Studying collective decision-making by committees, Duncan Black deduced what has since been called the median-voter theorem. If voters are fully informed, if their preferred outcomes can be arrayed along one dimension (e.g., left to right), if each voter has a single most-preferred outcome, and if decisions are made by simple majority rule, then the median voter will be decisive. Any proposal to the left or right of that point will be defeated by one that is closer to the median voter’s preferred outcome. Because extreme proposals lose to centrist proposals, candidates and parties in a two-party system will move to the center, and, as a result, their platforms and campaign promises will differ only slightly. Reversing 1964 presidential hopeful Barry Goldwater’s catchphrase, majority-rule elections will present voters with an echo, not a choice. If the foregoing assumptions hold, the median voter’s preferences also will determine the results of popular referenda. As a matter of fact, anticipating that immoderate proposals will be defeated, the designers of ballot initiatives will strive to adopt centrist language, in theory moving policy outcomes closer to the median voter’s ideal point than might be expected if decisions are instead made by politically self-interested representatives.

Those 4 assumptions are quite strong and unlikely to hold up in the real world. But that doesn’t mean the median voter theorem is useless. It still has power in explaining two things: why candidates’ platforms in a general election, when 2 parties contend, will often be similar. Think of Nixon and Humphrey in 1968: that’s the first presidential election I followed somewhat closely. I remember pundits referring to them as Tweedledum and Tweedledee. (Some wags at the time referred to them as Tweedledum and Tweedledumber.) There wasn’t a huge difference between the policy positions they articulated (with one important exception: Nixon promised to end the draft.)

Or think about what happened in the Goldwater/Johnson election. Vietnam was a big issue, as the war was just getting going. Goldwater took an extreme position in favor of the war. Did Johnson go all dove? No. He was pro-war also, but less extreme. That led to the old joke that might have actually been based on an actual voter’s comment: “I was told that if I voted for Goldwater, we’d bomb North Vietnam. So I voted for Goldwater and sure enough we bombed North Vietnam.” And LBJ won with about 60% of the vote.
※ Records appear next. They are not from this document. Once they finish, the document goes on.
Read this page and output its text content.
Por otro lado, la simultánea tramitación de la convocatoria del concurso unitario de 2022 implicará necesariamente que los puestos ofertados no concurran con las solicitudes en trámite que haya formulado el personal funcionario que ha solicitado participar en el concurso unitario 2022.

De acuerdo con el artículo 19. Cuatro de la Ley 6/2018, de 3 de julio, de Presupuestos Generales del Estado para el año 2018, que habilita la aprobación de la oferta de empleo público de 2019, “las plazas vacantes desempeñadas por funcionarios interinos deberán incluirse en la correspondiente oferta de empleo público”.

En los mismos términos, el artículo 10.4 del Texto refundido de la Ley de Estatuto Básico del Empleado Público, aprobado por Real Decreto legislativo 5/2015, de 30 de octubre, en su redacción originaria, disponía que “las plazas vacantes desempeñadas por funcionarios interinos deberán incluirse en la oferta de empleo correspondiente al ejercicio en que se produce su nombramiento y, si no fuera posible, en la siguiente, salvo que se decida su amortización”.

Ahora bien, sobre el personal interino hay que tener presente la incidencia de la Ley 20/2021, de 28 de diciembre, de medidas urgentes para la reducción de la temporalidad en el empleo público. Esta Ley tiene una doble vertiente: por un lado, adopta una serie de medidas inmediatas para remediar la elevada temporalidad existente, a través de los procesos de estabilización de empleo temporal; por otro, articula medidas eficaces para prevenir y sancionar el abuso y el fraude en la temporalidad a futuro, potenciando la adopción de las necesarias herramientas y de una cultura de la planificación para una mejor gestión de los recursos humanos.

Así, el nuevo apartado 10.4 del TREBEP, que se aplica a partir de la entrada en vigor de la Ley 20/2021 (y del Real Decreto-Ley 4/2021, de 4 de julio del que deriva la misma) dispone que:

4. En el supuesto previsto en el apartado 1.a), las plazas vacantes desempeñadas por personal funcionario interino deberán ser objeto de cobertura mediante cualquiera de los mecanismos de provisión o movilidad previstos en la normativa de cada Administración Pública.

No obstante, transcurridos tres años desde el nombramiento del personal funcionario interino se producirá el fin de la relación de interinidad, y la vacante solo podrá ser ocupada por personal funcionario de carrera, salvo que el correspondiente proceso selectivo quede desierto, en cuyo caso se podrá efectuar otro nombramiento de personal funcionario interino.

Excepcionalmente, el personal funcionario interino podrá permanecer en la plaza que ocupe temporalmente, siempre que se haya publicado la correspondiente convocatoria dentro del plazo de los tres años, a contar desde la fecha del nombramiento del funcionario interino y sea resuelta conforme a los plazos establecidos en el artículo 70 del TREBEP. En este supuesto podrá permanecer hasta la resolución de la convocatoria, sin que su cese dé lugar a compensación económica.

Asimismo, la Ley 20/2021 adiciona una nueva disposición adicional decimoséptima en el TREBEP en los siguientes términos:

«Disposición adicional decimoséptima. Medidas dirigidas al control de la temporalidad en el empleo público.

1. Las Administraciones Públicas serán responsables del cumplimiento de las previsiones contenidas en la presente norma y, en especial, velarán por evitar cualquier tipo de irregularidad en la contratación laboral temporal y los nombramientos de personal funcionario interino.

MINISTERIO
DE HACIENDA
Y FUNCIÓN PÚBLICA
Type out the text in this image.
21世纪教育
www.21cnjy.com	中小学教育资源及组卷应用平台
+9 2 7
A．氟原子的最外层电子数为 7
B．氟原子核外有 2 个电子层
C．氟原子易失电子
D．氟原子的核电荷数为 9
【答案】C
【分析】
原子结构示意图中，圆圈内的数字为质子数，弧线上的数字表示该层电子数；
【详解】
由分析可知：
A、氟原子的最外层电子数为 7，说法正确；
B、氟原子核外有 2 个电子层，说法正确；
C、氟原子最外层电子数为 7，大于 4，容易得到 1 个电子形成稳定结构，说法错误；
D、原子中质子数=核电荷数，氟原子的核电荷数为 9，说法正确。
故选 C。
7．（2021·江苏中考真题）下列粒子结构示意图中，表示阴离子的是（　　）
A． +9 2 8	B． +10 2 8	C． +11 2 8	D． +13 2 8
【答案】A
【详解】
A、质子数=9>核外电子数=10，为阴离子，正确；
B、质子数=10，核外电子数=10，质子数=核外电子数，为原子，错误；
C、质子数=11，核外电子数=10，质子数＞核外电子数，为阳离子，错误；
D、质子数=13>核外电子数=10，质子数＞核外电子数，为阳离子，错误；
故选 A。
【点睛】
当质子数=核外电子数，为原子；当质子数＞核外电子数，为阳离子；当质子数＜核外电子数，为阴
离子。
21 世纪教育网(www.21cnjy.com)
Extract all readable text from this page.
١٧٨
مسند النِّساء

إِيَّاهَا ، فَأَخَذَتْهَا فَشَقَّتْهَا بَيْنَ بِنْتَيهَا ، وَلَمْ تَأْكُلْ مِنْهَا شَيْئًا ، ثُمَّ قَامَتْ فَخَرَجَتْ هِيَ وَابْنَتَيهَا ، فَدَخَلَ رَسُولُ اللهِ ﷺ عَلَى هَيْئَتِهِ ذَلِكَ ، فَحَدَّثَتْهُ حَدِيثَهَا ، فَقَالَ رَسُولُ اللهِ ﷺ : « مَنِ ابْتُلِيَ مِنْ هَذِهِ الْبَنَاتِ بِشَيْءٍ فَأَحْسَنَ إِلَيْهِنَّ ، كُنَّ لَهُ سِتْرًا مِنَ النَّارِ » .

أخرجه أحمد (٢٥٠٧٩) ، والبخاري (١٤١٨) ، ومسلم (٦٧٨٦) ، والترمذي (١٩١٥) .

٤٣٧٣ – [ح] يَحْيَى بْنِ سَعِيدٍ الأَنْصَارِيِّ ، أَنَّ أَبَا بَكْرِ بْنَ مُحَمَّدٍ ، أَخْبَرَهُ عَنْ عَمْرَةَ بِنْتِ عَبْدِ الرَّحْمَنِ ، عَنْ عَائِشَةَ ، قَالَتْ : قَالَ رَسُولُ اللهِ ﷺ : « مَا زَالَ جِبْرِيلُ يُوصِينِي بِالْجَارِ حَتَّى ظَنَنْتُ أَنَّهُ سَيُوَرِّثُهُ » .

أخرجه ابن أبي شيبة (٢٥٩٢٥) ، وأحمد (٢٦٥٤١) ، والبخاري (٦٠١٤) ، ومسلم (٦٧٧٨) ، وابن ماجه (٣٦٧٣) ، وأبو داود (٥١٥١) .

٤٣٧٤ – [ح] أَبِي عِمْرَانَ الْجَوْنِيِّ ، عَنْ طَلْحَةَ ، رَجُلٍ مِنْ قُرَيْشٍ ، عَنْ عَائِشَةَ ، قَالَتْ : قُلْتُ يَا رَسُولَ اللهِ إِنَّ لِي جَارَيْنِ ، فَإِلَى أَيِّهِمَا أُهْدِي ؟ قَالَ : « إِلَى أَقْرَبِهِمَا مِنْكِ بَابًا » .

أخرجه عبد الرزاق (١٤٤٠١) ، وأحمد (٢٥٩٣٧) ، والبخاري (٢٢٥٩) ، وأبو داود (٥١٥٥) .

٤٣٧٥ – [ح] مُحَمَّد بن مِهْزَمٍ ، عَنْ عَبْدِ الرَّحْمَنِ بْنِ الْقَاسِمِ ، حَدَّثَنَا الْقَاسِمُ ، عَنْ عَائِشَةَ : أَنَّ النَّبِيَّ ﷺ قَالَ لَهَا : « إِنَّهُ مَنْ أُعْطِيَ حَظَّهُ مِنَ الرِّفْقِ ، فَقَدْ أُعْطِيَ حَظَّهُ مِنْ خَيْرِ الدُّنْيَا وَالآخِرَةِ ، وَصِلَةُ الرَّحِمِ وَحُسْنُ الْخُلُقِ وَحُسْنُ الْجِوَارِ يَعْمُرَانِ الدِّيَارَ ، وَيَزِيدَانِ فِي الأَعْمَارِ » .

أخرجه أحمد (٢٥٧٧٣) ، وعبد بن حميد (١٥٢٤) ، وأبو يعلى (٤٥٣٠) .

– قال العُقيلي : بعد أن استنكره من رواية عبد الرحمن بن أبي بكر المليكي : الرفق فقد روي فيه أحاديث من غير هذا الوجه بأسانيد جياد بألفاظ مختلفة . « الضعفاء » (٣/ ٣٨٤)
If a politician wants mainly to win, and if his opponent takes positions that are far from the median voter’s view, his best strategy is not to take the same views but to move towards that view. He wants to motivate his base to show up at the polls and so he’s unwise to go all the way to the opponent’s views, but he will go some of the way.

So in this case, with Elizabeth Warren being so far left, if she wins the nomination Donald Trump’s best strategy is to move further left than he would have if he had run against a more-moderate Democratic candidate. So it wouldn’t be surprising to see Trump advocate, say, a $10 or $12 an hour minimum wage, to take just one example.

The only exception would be if the politician is highly principled and if his main goal is to implement particular policies rather than to win. Does that sound like Donald Trump to you?

By the way, I posted about this 2 years ago.